Their prejudices, however, were invincible, and they
persisted in their belief that a true glaciere ought to have no ice in
it in the winter. M. Thury did not enquire from what source they drew
their ideas of a true glaciere.
There is a book, in three volumes, on the 'Glacieres of the Alps,' by M.
Bourrit, dedicated to Buffon, in which is a description of the Valley of
Reposoir; but no mention whatever is made of the _grand' cave_. Indeed,
M. Bourrit merely meant by _glaciere_, a glacial district, something
more extensive than a _glacier_, and he had evidently no knowledge of
the existence of caves containing ice.

FOOTNOTES:
[Footnote 77: Premiere Serie, t. xx. pp. 261, &c.]
[Footnote 78: Less than 1/2 deg. C., he says.]
[Footnote 79: _Bibl. Univ. de Geneve_, Premiere Serie, t. xxv. pp. 224,
&c.]
[Footnote: 80: _Bibl.
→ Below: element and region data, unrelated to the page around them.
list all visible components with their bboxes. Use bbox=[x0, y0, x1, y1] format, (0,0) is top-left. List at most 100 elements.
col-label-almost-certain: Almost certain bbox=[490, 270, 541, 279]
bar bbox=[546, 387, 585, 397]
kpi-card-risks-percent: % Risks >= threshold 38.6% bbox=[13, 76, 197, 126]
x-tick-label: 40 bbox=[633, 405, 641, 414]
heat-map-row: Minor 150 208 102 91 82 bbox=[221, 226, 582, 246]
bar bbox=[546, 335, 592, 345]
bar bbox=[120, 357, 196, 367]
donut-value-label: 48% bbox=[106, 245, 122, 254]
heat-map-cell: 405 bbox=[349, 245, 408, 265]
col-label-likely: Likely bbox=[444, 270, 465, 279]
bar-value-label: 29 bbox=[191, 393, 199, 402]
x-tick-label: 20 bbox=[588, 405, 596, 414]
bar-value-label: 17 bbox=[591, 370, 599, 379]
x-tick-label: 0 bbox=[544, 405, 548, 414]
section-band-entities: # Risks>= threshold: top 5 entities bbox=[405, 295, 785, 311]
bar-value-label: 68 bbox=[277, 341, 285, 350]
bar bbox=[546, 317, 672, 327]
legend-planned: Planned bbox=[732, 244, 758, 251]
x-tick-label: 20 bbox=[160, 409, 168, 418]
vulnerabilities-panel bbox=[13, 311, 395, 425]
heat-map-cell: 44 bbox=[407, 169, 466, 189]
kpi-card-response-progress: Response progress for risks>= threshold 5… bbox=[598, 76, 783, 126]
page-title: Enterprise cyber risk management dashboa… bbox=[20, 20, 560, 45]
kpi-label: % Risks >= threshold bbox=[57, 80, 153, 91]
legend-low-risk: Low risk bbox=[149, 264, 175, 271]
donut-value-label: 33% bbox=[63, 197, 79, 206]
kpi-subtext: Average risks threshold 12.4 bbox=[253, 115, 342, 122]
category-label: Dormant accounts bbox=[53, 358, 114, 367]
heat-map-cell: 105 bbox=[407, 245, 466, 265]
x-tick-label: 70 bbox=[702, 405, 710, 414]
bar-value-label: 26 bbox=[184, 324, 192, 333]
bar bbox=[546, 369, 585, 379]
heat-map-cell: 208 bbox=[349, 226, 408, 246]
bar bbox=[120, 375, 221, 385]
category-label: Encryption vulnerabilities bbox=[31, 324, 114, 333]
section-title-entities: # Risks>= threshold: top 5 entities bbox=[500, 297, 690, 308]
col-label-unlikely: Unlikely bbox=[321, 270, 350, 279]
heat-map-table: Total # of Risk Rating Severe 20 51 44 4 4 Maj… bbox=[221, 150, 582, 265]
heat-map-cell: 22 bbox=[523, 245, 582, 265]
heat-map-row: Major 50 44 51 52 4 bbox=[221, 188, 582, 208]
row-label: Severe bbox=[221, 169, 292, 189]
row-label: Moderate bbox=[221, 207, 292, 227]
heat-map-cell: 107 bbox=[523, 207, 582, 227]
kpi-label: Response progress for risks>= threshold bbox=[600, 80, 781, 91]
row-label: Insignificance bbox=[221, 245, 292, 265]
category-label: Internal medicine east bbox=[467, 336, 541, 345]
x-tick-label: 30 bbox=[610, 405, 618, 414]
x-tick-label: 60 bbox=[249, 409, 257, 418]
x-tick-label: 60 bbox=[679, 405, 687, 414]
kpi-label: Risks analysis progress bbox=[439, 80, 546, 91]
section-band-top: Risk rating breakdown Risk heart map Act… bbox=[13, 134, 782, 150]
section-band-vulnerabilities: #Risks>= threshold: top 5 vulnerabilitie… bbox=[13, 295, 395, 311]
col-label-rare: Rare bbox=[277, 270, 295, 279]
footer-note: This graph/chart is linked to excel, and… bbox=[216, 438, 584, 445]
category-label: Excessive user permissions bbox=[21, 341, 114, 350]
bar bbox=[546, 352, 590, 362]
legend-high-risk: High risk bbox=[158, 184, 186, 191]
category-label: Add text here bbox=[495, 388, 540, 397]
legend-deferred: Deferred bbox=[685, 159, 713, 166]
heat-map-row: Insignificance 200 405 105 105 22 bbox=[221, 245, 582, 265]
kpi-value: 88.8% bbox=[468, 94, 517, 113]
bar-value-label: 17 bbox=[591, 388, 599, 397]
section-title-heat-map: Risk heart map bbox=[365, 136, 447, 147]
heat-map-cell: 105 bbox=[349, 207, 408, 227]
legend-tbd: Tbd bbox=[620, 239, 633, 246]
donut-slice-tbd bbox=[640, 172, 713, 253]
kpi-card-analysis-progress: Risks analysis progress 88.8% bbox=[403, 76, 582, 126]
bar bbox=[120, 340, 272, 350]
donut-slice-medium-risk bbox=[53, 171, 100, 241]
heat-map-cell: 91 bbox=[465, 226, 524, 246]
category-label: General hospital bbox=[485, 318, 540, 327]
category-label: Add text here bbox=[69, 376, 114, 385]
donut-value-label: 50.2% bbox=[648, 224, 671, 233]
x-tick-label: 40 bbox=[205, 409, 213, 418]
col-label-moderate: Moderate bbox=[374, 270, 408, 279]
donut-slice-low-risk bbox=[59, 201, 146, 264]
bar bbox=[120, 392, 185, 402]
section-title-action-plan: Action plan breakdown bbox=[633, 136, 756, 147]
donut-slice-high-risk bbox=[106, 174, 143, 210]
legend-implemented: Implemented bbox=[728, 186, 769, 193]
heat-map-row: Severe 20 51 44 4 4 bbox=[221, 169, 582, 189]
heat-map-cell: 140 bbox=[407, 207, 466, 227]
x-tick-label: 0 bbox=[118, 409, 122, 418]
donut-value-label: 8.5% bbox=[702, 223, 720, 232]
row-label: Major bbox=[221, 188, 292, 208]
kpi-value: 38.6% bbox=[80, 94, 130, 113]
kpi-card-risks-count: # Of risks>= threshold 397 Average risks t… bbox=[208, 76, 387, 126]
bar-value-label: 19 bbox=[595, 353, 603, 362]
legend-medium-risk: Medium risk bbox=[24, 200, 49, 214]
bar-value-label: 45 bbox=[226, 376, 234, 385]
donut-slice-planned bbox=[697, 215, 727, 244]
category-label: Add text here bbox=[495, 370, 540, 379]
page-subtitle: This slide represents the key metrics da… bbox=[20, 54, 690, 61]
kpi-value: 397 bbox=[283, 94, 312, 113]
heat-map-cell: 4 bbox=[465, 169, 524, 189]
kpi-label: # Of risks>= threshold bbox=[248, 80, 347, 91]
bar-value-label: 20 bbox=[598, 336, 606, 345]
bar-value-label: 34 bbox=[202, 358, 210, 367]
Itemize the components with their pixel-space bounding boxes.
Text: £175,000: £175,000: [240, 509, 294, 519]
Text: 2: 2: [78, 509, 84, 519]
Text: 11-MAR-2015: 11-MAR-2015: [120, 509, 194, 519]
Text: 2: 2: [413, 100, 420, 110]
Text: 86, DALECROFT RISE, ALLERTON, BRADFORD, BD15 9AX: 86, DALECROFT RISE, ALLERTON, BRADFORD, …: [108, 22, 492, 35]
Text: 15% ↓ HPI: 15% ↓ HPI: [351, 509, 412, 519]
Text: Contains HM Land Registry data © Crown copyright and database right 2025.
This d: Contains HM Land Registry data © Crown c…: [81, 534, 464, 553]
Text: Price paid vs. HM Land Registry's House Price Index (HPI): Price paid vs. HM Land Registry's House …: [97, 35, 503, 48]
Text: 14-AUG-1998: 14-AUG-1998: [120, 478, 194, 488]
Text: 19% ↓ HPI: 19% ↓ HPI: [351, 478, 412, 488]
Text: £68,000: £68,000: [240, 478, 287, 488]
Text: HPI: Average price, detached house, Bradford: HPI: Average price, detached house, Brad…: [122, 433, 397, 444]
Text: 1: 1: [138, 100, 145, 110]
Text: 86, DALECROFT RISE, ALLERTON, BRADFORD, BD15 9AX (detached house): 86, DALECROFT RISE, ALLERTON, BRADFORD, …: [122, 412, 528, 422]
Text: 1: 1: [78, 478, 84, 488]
Univ_. l.c.]

* * * * *


CHAPTER XIII.
LA BORNA DE LA GLACE, IN THE DUCHY OF AOSTA.

The Chanoine Carrel, of Aosta, whose name is so well and so favourably
known to Alpine men, sent a brief account of an ice-cave in his
neighbourhood to the _Bibliotheque Universelle_ of Geneva[81] in the
year 1841, and, as far as I know, there is no other account of it.